軟骨異栄養症が原因のことも

低身長の原因を探るに当たっては、色んな角度から検討する必要があります。様々な病気もその一つで<軟骨異栄養症>も低身長の症状が出ます。ただ、この病気は2万人に1人という病気で、あまり名前を聞くこともないでしょう。遺伝の可能性もあるものの8割は突然変異ということですから、親が全く正常だからといって視野に入れないということなく子供の成長のためにも知識を入れておきたいところです。

 

軟骨異栄養症とは?

軟骨異栄養症とは、生まれつきの全身の骨の病気で難病です。人間は骨が成長する際に両端にある軟骨部分がポイントになります。軟骨の細胞が増えて増殖して硬くなり、骨が伸びて行くというのを繰り返して、骨が伸び身長が伸びて行くからです。軟骨異栄養症であると、この軟骨の細胞がうまく増殖・分化することができず、身長だけでなく運動発達にも影響が出てきます。

この病気は軟骨無形成症と軟骨低形成症と二つに分かれます無形成症の場合は生まれてすぐに診断されることが多いですが、低形成症は赤ちゃんとしてこの世に誕生してきた際にはよく分かりません。顔立ちなどにも特異なところはなく、幼児期になって手足が短いところから分かったりします。

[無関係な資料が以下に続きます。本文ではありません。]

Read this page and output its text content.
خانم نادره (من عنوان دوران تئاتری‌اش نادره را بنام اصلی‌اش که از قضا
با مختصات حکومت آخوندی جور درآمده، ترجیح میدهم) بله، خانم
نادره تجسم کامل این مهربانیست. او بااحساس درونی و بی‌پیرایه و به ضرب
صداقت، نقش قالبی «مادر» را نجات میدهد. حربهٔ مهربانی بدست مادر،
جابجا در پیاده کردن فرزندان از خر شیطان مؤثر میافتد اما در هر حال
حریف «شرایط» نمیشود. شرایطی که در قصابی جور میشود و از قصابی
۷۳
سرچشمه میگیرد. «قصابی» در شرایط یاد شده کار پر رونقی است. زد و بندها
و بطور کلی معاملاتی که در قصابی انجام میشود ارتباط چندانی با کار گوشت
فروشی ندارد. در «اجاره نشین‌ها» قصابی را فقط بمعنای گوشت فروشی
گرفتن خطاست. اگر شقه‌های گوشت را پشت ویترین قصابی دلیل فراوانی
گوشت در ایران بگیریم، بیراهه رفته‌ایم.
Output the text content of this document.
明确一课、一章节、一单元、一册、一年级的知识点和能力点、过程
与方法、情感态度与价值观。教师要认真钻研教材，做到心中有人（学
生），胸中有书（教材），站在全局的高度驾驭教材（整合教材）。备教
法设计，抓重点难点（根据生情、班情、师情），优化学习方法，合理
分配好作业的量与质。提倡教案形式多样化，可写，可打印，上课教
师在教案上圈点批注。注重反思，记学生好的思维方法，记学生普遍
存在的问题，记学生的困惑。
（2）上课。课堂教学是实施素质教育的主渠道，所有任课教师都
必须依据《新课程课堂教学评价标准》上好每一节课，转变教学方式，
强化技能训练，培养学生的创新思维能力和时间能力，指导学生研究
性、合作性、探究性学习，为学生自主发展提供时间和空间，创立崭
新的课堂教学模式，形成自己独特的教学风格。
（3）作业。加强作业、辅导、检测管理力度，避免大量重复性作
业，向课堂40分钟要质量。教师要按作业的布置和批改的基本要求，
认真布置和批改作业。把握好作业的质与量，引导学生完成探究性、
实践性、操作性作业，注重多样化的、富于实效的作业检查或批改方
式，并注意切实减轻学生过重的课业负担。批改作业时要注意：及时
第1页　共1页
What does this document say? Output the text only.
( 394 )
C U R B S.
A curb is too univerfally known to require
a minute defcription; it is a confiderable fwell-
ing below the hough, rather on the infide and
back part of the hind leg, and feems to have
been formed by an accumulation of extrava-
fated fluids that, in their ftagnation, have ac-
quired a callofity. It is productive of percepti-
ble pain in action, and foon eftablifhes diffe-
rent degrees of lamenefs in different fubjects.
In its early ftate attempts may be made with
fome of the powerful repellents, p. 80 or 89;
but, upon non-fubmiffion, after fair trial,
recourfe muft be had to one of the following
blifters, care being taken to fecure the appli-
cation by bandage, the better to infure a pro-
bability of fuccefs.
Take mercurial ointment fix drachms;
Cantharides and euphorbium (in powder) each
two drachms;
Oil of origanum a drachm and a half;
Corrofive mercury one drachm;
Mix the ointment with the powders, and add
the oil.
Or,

突然変異が多いということで、両親とも健康だとなかなか視野に入れないことが多い病気の一つですね。

 

軟骨異栄養症の症状

身長が低いというよりも、特徴的に胴体や頭に比べて手足が短いことがあげられます。長い骨が伸びづらいということがあるからですね。身長的には男子平均130cm、女子は120cm程度で低身長です。他に外見的には無形成症だと頭囲が大きくおでこが出ています。脊椎の変形も見られるところが特有と言えるでしょう。

乳幼児期では体が柔らかく、運動発達の遅れがみられたりします。無理に一人座りなどさせたりすると骨の変形を招いたりするので要注意です。骨の成長が脳や脊髄の成長と足並みが揃わず、骨が脳や脊髄を圧迫して色々な症状が出てきたりします。最初受診するのは小児科だと思いますが、症状によって脳神経外科や整形外科などの医師にも連携を求めたいところです。

 

軟骨異栄養症の治療や対処

低身長にはよく成長ホルモン不足ということで投与がいわれますが、軟骨異栄養症は成長ホルモンの分泌は正常です。しかし、正常な分泌量以上の成長ホルモンを投与することで刺激になり身長が伸びるということもあります。この対処は3歳くらいから10歳くらいまでの子供に有効な可能性があります。成長ホルモンは手足も伸ばすということで、アンバランスであった四肢の見栄えが良くなる期待がもてますね。日本では限定的ながらも成長ホルモン投与の対象となっています。

小学校高学年くらいからでは、骨延長術などの外科的な対処が行われることがあります。骨を延長器などを用いて人工的に伸ばそうというものです。1日1mm伸ばして、一つの骨で10cmの伸びが見込めたりするとあって希望がもてますが、合併症の発生の心配もありますし、子供の心理的な問題もあり慎重な対応が必要だと言えます。ぜひ、この症例の経験豊富な医師の助言を聞きながら進めて行きたいですね。